Introduction

Tetany is a clinical condition characterised by involuntary muscle spasms (contractions) arising from disturbances in calcium metabolism. Low calcium levels (hypocalcemia) in the blood generates high neuromuscular excitability.¹

The Parathyroid Hormone (PTH) is a polypeptide hormone produced by the parathyroid gland that plays a primary role in regulating calcium homeostasis. By modulating bone resorption, renal calcium reabsorption and vitamin D activation, the PTH maintains stable serum calcium levels in the gastrointestinal tract.
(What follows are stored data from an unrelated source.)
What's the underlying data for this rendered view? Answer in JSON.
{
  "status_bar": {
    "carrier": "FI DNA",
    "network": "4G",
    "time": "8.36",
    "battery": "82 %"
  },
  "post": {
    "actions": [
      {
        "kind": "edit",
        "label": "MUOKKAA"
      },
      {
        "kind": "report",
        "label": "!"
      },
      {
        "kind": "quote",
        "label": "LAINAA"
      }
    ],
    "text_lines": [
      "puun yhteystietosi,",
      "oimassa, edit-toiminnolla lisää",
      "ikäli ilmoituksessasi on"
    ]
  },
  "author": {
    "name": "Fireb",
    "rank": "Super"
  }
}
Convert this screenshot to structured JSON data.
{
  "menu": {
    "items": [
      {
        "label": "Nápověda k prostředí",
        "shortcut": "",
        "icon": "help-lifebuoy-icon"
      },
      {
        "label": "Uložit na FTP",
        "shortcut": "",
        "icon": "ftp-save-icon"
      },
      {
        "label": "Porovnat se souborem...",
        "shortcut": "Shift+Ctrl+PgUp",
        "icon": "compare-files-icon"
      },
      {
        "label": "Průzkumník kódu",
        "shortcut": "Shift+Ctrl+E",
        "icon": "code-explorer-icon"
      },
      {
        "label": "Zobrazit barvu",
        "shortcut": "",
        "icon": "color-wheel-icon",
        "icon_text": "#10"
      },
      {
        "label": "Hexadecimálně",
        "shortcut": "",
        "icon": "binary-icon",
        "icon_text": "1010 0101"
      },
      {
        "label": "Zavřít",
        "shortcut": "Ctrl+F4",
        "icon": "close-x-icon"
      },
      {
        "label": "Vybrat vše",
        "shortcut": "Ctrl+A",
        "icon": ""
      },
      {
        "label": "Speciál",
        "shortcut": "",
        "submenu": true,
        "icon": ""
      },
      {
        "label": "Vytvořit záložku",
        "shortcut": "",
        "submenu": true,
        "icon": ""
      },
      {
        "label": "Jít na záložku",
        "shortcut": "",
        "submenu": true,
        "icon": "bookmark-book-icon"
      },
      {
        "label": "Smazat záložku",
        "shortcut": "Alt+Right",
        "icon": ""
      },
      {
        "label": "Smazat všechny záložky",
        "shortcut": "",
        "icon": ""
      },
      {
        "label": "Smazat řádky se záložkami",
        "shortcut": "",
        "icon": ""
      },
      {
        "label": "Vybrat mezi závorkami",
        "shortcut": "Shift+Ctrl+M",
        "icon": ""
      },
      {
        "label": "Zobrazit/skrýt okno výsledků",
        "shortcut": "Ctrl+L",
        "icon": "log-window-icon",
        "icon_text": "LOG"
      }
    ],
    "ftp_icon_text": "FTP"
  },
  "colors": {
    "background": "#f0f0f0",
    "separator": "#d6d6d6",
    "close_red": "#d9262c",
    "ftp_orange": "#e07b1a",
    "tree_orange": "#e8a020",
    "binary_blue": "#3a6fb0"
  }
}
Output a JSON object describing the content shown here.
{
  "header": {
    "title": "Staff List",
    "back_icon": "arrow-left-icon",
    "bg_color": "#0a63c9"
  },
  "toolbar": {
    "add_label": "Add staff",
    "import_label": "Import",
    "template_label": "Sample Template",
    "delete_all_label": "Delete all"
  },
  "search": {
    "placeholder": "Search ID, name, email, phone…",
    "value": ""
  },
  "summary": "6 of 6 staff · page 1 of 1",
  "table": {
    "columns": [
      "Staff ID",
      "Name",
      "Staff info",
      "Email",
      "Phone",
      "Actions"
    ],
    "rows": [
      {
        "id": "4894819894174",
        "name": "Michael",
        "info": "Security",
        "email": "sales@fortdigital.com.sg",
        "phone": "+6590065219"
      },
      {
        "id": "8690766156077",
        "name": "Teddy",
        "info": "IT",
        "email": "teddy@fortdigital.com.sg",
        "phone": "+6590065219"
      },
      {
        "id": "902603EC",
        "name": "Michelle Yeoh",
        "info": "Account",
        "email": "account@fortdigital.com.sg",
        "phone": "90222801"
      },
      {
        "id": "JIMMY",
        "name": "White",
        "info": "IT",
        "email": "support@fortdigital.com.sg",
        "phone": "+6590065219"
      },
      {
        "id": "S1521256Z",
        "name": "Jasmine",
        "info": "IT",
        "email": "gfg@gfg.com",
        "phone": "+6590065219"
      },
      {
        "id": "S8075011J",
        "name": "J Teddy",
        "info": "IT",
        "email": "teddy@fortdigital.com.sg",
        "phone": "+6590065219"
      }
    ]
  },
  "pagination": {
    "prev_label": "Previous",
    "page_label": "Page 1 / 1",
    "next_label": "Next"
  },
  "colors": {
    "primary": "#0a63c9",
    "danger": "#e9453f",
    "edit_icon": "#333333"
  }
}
Any deficiency in this process leads to symptoms such as tetany.²

This article aims to explore the relationship between PTH deficiency and tetany as a clinical symptom. By understanding the relationship between these processes, clinicians and researchers can better recognise, diagnose and manage conditions pertaining to calcium regulation.

Understanding PTH

The parathyroid hormone (PTH) is primarily produced by the chief cells in the parathyroid glands, which are small endocrine glands located in the posterior surface of the thyroid glands. PTH plays a crucial role in maintaining serum calcium and phosphate level homeostasis. Secretion levels of the PTH are triggered by low calcium serum levels, detected by the calcium-sensing receptors (CaSR) on the surface of the chief cells.³

PTH exerts on three major organ systems – the bones, kidneys and intestines.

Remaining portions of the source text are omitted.